As one study of debugging behavior found, the bugs that take the longest to fix are rarely the ones where the programmer lacked information. They’re the ones where the programmer had the wrong model and kept interpreting new information through that model. A debugger gives you more data points. It doesn’t reset your mental model. The duck does.

There’s also a professional vulnerability issue. Explaining your code to an inanimate object, out loud, in an open-plan office, makes you look like you’re struggling. Staring intently at a monitor for three hours looks like you’re working hard. The incentives point in the wrong direction.
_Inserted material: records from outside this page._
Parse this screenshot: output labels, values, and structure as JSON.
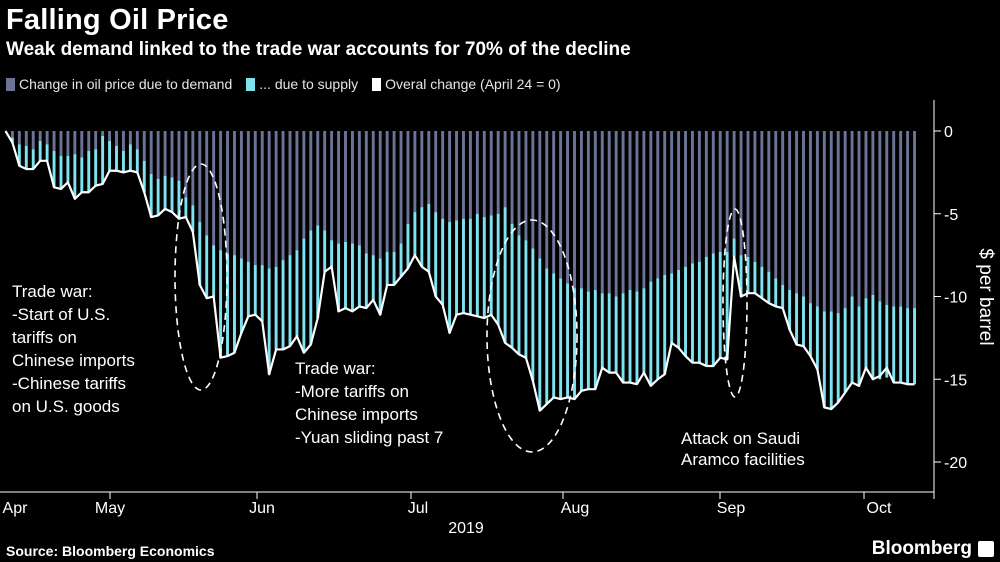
{
  "header": {
    "title": "Falling Oil Price",
    "subtitle": "Weak demand linked to the trade war accounts for 70% of the decline"
  },
  "footer": {
    "source": "Source: Bloomberg Economics",
    "brand": "Bloomberg"
  },
  "colors": {
    "background": "#000000",
    "demand": "#6b7496",
    "supply": "#7fe3ef",
    "overall": "#ffffff",
    "axis": "#ffffff"
  },
  "chart_data": {
    "type": "bar",
    "title": "Falling Oil Price",
    "subtitle": "Weak demand linked to the trade war accounts for 70% of the decline",
    "ylabel": "$ per barrel",
    "xlabel": "2019",
    "ylim": [
      -20,
      0
    ],
    "yticks": [
      0,
      -5,
      -10,
      -15,
      -20
    ],
    "ytick_labels": [
      "0",
      "-5",
      "-10",
      "-15",
      "-20"
    ],
    "x_month_labels": [
      "Apr",
      "May",
      "Jun",
      "Jul",
      "Aug",
      "Sep",
      "Oct"
    ],
    "legend": {
      "position": "top-left",
      "items": [
        {
          "label": "Change in oil price due to demand",
          "color": "#6b7496"
        },
        {
          "label": "... due to supply",
          "color": "#7fe3ef"
        },
        {
          "label": "Overal change (April 24 = 0)",
          "color": "#ffffff"
        }
      ]
    },
    "series": [
      {
        "name": "Change in oil price due to demand",
        "values": [
          0,
          -0.4,
          -0.8,
          -0.9,
          -1.1,
          -0.6,
          -0.8,
          -1.2,
          -1.5,
          -1.5,
          -1.4,
          -1.6,
          -1.2,
          -1.1,
          -0.3,
          -0.6,
          -0.9,
          -1.2,
          -0.8,
          -1.1,
          -1.8,
          -2.6,
          -2.9,
          -2.7,
          -2.8,
          -3.0,
          -4.0,
          -4.5,
          -5.5,
          -6.3,
          -6.9,
          -7.2,
          -7.4,
          -7.5,
          -7.7,
          -7.9,
          -8.1,
          -8.1,
          -8.3,
          -8.2,
          -7.8,
          -7.5,
          -7.2,
          -6.5,
          -6.0,
          -5.7,
          -6.0,
          -6.6,
          -6.8,
          -6.7,
          -6.8,
          -6.9,
          -7.4,
          -7.5,
          -7.7,
          -7.3,
          -7.3,
          -6.8,
          -5.6,
          -4.9,
          -4.6,
          -4.4,
          -4.9,
          -5.3,
          -5.5,
          -5.4,
          -5.3,
          -5.3,
          -5.0,
          -5.2,
          -5.1,
          -5.0,
          -4.6,
          -5.6,
          -6.3,
          -6.6,
          -7.1,
          -7.7,
          -8.3,
          -8.6,
          -8.9,
          -9.2,
          -9.5,
          -9.5,
          -9.7,
          -9.6,
          -9.8,
          -9.8,
          -10.0,
          -9.8,
          -9.6,
          -9.7,
          -9.5,
          -9.1,
          -8.9,
          -8.7,
          -8.6,
          -8.4,
          -8.2,
          -8.0,
          -7.9,
          -7.6,
          -7.4,
          -7.3,
          -7.3,
          -6.5,
          -7.5,
          -7.6,
          -7.9,
          -8.2,
          -8.5,
          -8.9,
          -9.3,
          -9.6,
          -9.8,
          -10.0,
          -10.4,
          -10.6,
          -10.9,
          -10.9,
          -11.0,
          -10.7,
          -10.0,
          -10.6,
          -10.1,
          -9.9,
          -10.3,
          -10.5,
          -10.6,
          -10.6,
          -10.7,
          -10.7
        ],
        "data_points": "trading days from Apr 24 to Oct 10, 2019 (estimated)"
      },
      {
        "name": "... due to supply",
        "values": [
          0,
          -0.3,
          -1.3,
          -1.4,
          -1.2,
          -1.2,
          -1.0,
          -2.2,
          -2.0,
          -1.6,
          -2.7,
          -2.1,
          -2.5,
          -2.2,
          -2.9,
          -1.8,
          -1.5,
          -1.3,
          -1.6,
          -1.4,
          -1.9,
          -2.6,
          -2.2,
          -2.0,
          -2.1,
          -2.3,
          -1.2,
          -1.6,
          -3.8,
          -3.8,
          -3.1,
          -6.5,
          -6.2,
          -5.9,
          -4.5,
          -3.3,
          -3.0,
          -3.4,
          -6.4,
          -5.0,
          -5.4,
          -5.5,
          -5.2,
          -6.9,
          -6.9,
          -5.6,
          -2.5,
          -1.6,
          -4.1,
          -4.0,
          -4.1,
          -3.7,
          -3.3,
          -2.7,
          -3.4,
          -2.0,
          -2.0,
          -2.0,
          -2.7,
          -2.6,
          -3.6,
          -4.1,
          -5.1,
          -5.2,
          -6.7,
          -5.7,
          -5.7,
          -5.8,
          -6.2,
          -6.1,
          -6.0,
          -6.7,
          -8.2,
          -7.5,
          -7.2,
          -7.1,
          -8.0,
          -9.2,
          -8.2,
          -7.5,
          -7.3,
          -6.9,
          -6.7,
          -6.2,
          -5.9,
          -6.0,
          -4.5,
          -4.8,
          -4.6,
          -5.4,
          -5.6,
          -5.6,
          -5.1,
          -6.3,
          -6.1,
          -6.0,
          -4.2,
          -4.7,
          -5.4,
          -6.0,
          -6.1,
          -6.6,
          -6.8,
          -6.4,
          -6.5,
          -1.1,
          -2.5,
          -2.2,
          -1.9,
          -1.9,
          -1.9,
          -1.7,
          -1.4,
          -2.4,
          -3.1,
          -3.0,
          -3.2,
          -3.8,
          -5.8,
          -5.9,
          -5.4,
          -5.1,
          -5.2,
          -4.8,
          -4.3,
          -5.1,
          -4.7,
          -4.4,
          -4.6,
          -4.6,
          -4.6,
          -4.6
        ]
      },
      {
        "name": "Overal change (April 24 = 0)",
        "values": [
          0,
          -0.7,
          -2.1,
          -2.3,
          -2.3,
          -1.8,
          -1.8,
          -3.4,
          -3.5,
          -3.1,
          -4.1,
          -3.7,
          -3.7,
          -3.3,
          -3.2,
          -2.4,
          -2.4,
          -2.5,
          -2.4,
          -2.5,
          -3.7,
          -5.2,
          -5.1,
          -4.7,
          -4.9,
          -5.3,
          -5.2,
          -6.1,
          -9.3,
          -10.1,
          -10.0,
          -13.7,
          -13.6,
          -13.4,
          -12.2,
          -11.2,
          -11.1,
          -11.5,
          -14.7,
          -13.2,
          -13.2,
          -13.0,
          -12.4,
          -13.4,
          -12.9,
          -11.3,
          -8.5,
          -8.2,
          -10.9,
          -10.7,
          -10.9,
          -10.6,
          -10.7,
          -10.2,
          -11.1,
          -9.3,
          -9.3,
          -8.8,
          -8.3,
          -7.5,
          -8.2,
          -8.5,
          -10.0,
          -10.5,
          -12.2,
          -11.1,
          -11.0,
          -11.1,
          -11.2,
          -11.3,
          -11.1,
          -11.7,
          -12.8,
          -13.1,
          -13.5,
          -13.7,
          -15.1,
          -16.9,
          -16.5,
          -16.1,
          -16.2,
          -16.1,
          -16.2,
          -15.7,
          -15.6,
          -15.6,
          -14.3,
          -14.6,
          -14.6,
          -15.2,
          -15.2,
          -15.3,
          -14.6,
          -15.4,
          -15.0,
          -14.7,
          -12.8,
          -13.1,
          -13.6,
          -14.0,
          -14.0,
          -14.2,
          -14.2,
          -13.7,
          -13.8,
          -7.6,
          -10.0,
          -9.8,
          -9.8,
          -10.1,
          -10.4,
          -10.6,
          -10.7,
          -12.0,
          -12.9,
          -13.0,
          -13.6,
          -14.4,
          -16.7,
          -16.8,
          -16.4,
          -15.8,
          -15.2,
          -15.4,
          -14.3,
          -15.0,
          -14.8,
          -14.3,
          -15.2,
          -15.2,
          -15.3,
          -15.3
        ]
      }
    ],
    "annotations": [
      {
        "lines": [
          "Trade war:",
          "-Start of U.S.",
          "tariffs on",
          "Chinese imports",
          "-Chinese tariffs",
          "on U.S. goods"
        ]
      },
      {
        "lines": [
          "Trade war:",
          "-More tariffs on",
          "Chinese imports",
          "-Yuan sliding past 7"
        ]
      },
      {
        "lines": [
          "Attack on Saudi",
          "Aramco facilities"
        ]
      }
    ]
  }
}
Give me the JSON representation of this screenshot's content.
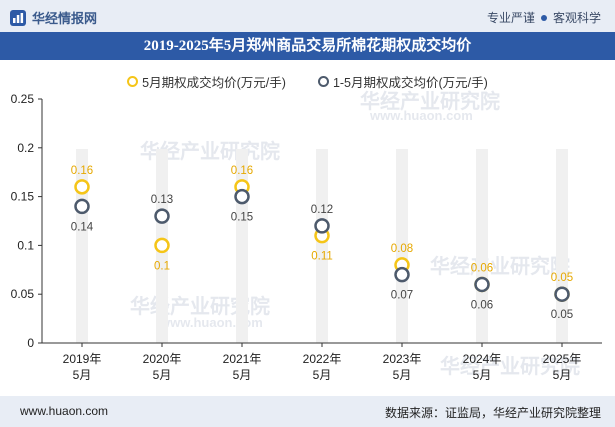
{
  "header": {
    "brand": "华经情报网",
    "slogan_left": "专业严谨",
    "slogan_right": "客观科学"
  },
  "title": "2019-2025年5月郑州商品交易所棉花期权成交均价",
  "watermarks": [
    "华经产业研究院",
    "www.huaon.com"
  ],
  "chart_data": {
    "type": "scatter",
    "categories": [
      "2019年\n5月",
      "2020年\n5月",
      "2021年\n5月",
      "2022年\n5月",
      "2023年\n5月",
      "2024年\n5月",
      "2025年\n5月"
    ],
    "series": [
      {
        "name": "5月期权成交均价(万元/手)",
        "values": [
          0.16,
          0.1,
          0.16,
          0.11,
          0.08,
          0.06,
          0.05
        ],
        "labels": [
          "0.16",
          "0.1",
          "0.16",
          "0.11",
          "0.08",
          "0.06",
          "0.05"
        ],
        "color": "#f5c518"
      },
      {
        "name": "1-5月期权成交均价(万元/手)",
        "values": [
          0.14,
          0.13,
          0.15,
          0.12,
          0.07,
          0.06,
          0.05
        ],
        "labels": [
          "0.14",
          "0.13",
          "0.15",
          "0.12",
          "0.07",
          "0.06",
          "0.05"
        ],
        "color": "#4d5a6c"
      }
    ],
    "ylim": [
      0,
      0.25
    ],
    "yticks": [
      "0",
      "0.05",
      "0.1",
      "0.15",
      "0.2",
      "0.25"
    ],
    "legend_position": "top",
    "grid": false
  },
  "footer": {
    "url": "www.huaon.com",
    "source": "数据来源：证监局，华经产业研究院整理"
  }
}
What the Best Engineers Actually Do

The programmers who use this technique most reliably aren’t using a literal rubber duck. They’ve internalized the practice and adapted it to whatever form creates the minimum friction.

Some write “rubber duck comments,” explanatory notes in their codebase addressed to an imaginary reader who knows nothing. These often become the best documentation in the project. Some use their commit messages as the duck, forcing themselves to explain in plain language what a change actually does and why. Some use Stack Overflow, not to post the question but to draft it. It’s well-known among experienced developers that you often solve the problem while writing up the question in sufficient detail to post publicly.

The pattern is consistent. The productive version is not “explain the code.” It’s “explain the code to someone who cannot make your assumptions for you.”

The Broader Lesson

Rubber duck debugging is a case study in a principle that applies well beyond software: the tools built for experts often preserve the blind spots that make experts wrong. The debugger, the profiler, the sophisticated IDE are optimized for someone who already has a correct mental model and needs to find where reality diverges from it. They’re not built for the harder problem, which is finding where your mental model has silently diverged from reality without your noticing.

The best engineers know that the most dangerous bugs are the ones they’re confident they understand. When that confidence collides with a system that won’t cooperate, the answer is almost never more information. It’s a forced return to first principles, which is exactly what a rubber duck, a colleague who doesn’t know the codebase, or a carefully written Stack Overflow question demands.

Torvalds or not, the duck earns its place on the desk.